Visiting forces agreement
The NATO Status of Forces Agreement and the PfP Status of Forces Agreement are supplemented by arrangements concluded on the basis of the Visiting Forces Act (Federal Law Gazette 1995 II p. 554). The Visiting Forces Act allows the Federal Government to give effect by statutory instrument to such agreements with foreign states on the entry and short-term presence in Germany of their forces for the purpose of exercises, transit by land and training of units. It thus allows issues to be regulated that are not adequately covered in the NATO and the PfP Status of Forces Agreements, such as environmental protection, telecommunications and health protection. To date the Federal Government has concluded such agreements with Poland (Agreement of 23 August 2000), the Czech Republic (31 July 2003), Austria (6 November 2007), Estonia (21 November 2007), Switzerland (7 June 2010) and Hungary (27 February 2014).

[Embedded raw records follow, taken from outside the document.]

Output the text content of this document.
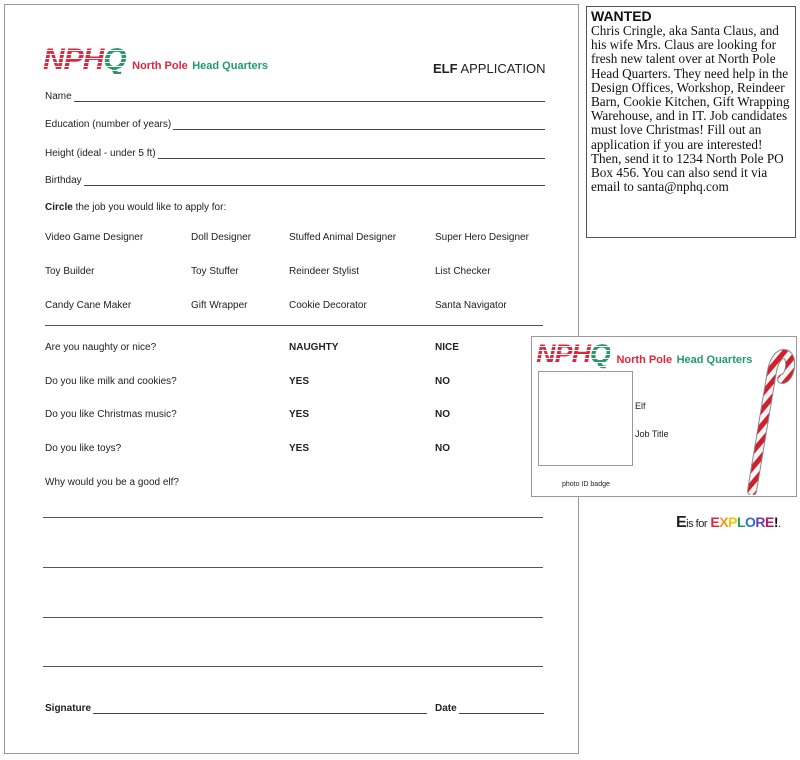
NPHQ North Pole Head Quarters	ELF APPLICATION
Name
Education (number of years)
Height (ideal - under 5 ft)
Birthday
Circle the job you would like to apply for:
Video Game Designer	Doll Designer	Stuffed Animal Designer	Super Hero Designer
Toy Builder	Toy Stuffer	Reindeer Stylist	List Checker
Candy Cane Maker	Gift Wrapper	Cookie Decorator	Santa Navigator
Are you naughty or nice?	NAUGHTY	NICE
Do you like milk and cookies?	YES	NO
Do you like Christmas music?	YES	NO
Do you like toys?	YES	NO
Why would you be a good elf?
Signature	Date
WANTED
Chris Cringle, aka Santa Claus, and his wife Mrs. Claus are looking for fresh new talent over at North Pole Head Quarters. They need help in the Design Offices, Workshop, Reindeer Barn, Cookie Kitchen, Gift Wrapping Warehouse, and in IT. Job candidates must love Christmas! Fill out an application if you are interested! Then, send it to 1234 North Pole PO Box 456. You can also send it via email to santa@nphq.com
NPHQ North Pole Head Quarters
Elf
Job Title
photo ID badge
Eis for EXPLORE!.
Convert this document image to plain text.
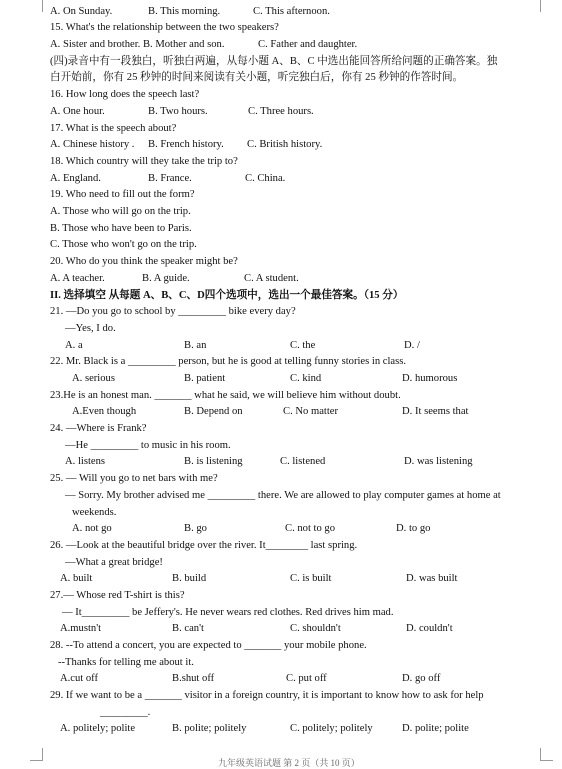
A. On Sunday.	B. This morning.	C. This afternoon.
15. What's the relationship between the two speakers?
A. Sister and brother. B. Mother and son.	C. Father and daughter.
(四)录音中有一段独白，听独白两遍，从每小题 A、B、C 中选出能回答所给问题的正确答案。独
白开始前，你有 25 秒钟的时间来阅读有关小题，听完独白后，你有 25 秒钟的作答时间。
16. How long does the speech last?
A. One hour.	B. Two hours.	C. Three hours.
17. What is the speech about?
A. Chinese history . B. French history. C. British history.
18. Which country will they take the trip to?
A. England.	B. France.	C. China.
19. Who need to fill out the form?
A. Those who will go on the trip.
B. Those who have been to Paris.
C. Those who won't go on the trip.
20. Who do you think the speaker might be?
A. A teacher.	B. A guide.	C. A student.
II. 选择填空 从每题 A、B、C、D四个选项中，选出一个最佳答案。（15 分）
21. —Do you go to school by _________ bike every day?
—Yes, I do.
A. a	B. an	C. the	D. /
22. Mr. Black is a _________ person, but he is good at telling funny stories in class.
A. serious	B. patient	C. kind	D. humorous
23.He is an honest man. _______ what he said, we will believe him without doubt.
A.Even though	B. Depend on	C. No matter	D. It seems that
24. —Where is Frank?
—He _________ to music in his room.
A. listens	B. is listening	C. listened	D. was listening
25. — Will you go to net bars with me?
— Sorry. My brother advised me _________ there. We are allowed to play computer games at home at
weekends.
A. not go	B. go	C. not to go	D. to go
26. —Look at the beautiful bridge over the river. It________ last spring.
—What a great bridge!
A. built	B. build	C. is built	D. was built
27.— Whose red T-shirt is this?
— It_________ be Jeffery's. He never wears red clothes. Red drives him mad.
A.mustn't	B. can't	C. shouldn't	D. couldn't
28. --To attend a concert, you are expected to _______ your mobile phone.
--Thanks for telling me about it.
A.cut off	B.shut off	C. put off	D. go off
29. If we want to be a _______ visitor in a foreign country, it is important to know how to ask for help
_________.
A. politely; polite	B. polite; politely	C. politely; politely	D. polite; polite
九年级英语试题 第 2 页（共 10 页）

Bilateral visiting forces agreements also regulate the legal status of armed forces from sending states that are party neither to the NATO nor to the PfP Status of Forces Agreements. In individual cases these may, following conclusion of a visiting forces agreement, be granted permission to be present in Germany temporarily in order to participate in joint exercises with the Bundeswehr, for instance. To date visiting forces agreements with non-NATO and non-PfP states are in place with New Zealand (Agreement of 4 November 2008) and Singapore (9 January 2009).
II. Status of Bundeswehr personnel abroad
For every mission abroad, the status of Bundeswehr personnel is governed by a bilateral or multilateral agreement with the receiving country concerned.
1. Multilateral agreements
The most important multilateral agreement is the NATO Status of Forces Agreement, which is applicable for operations within the territory of other NATO states. The states participating in NATO’s Partnership for Peace (PfP) may accede to the PfP Status of Forces Agreement of 19 June 1995 (Federal Law Gazette 1998 II p. 1338). This Agreement extends the scope of application of the NATO Status of Forces Agreement to cover operations in the PfP partner states. In future the EU Status of Forces Agreement of 17 November 2003 (Official Journal 2003/C 321/02, Federal Law Gazette 2005 II p. 18), which has not yet entered into force, is also to apply within the European Union, particularly to military and civilian staff made available to the EU by the Member States to fulfil its tasks.
2. Bilateral agreements
Outside the context of NATO and the NATO Partnership for Peace, the Federal Government concludes bilateral agreements with the respective receiving states. A recent example of such a bilateral agreement is the Agreement on regulation of the legal status of Bundeswehr personnel in the Republic of the Niger concluded between the Federal Government and the Government of the Niger on 2 September 2016.
3. United Nations missions
In the case of Bundeswehr operations abroad within the context of a United Nations mission, the legal status of Bundeswehr personnel is governed by agreements between the United Nations and the respective receiving state. A recent example is the Status of Forces Agreement between the United Nations and the Government of South Sudan concerning the United Nations Mission in South Sudan concluded on 8 August 2011.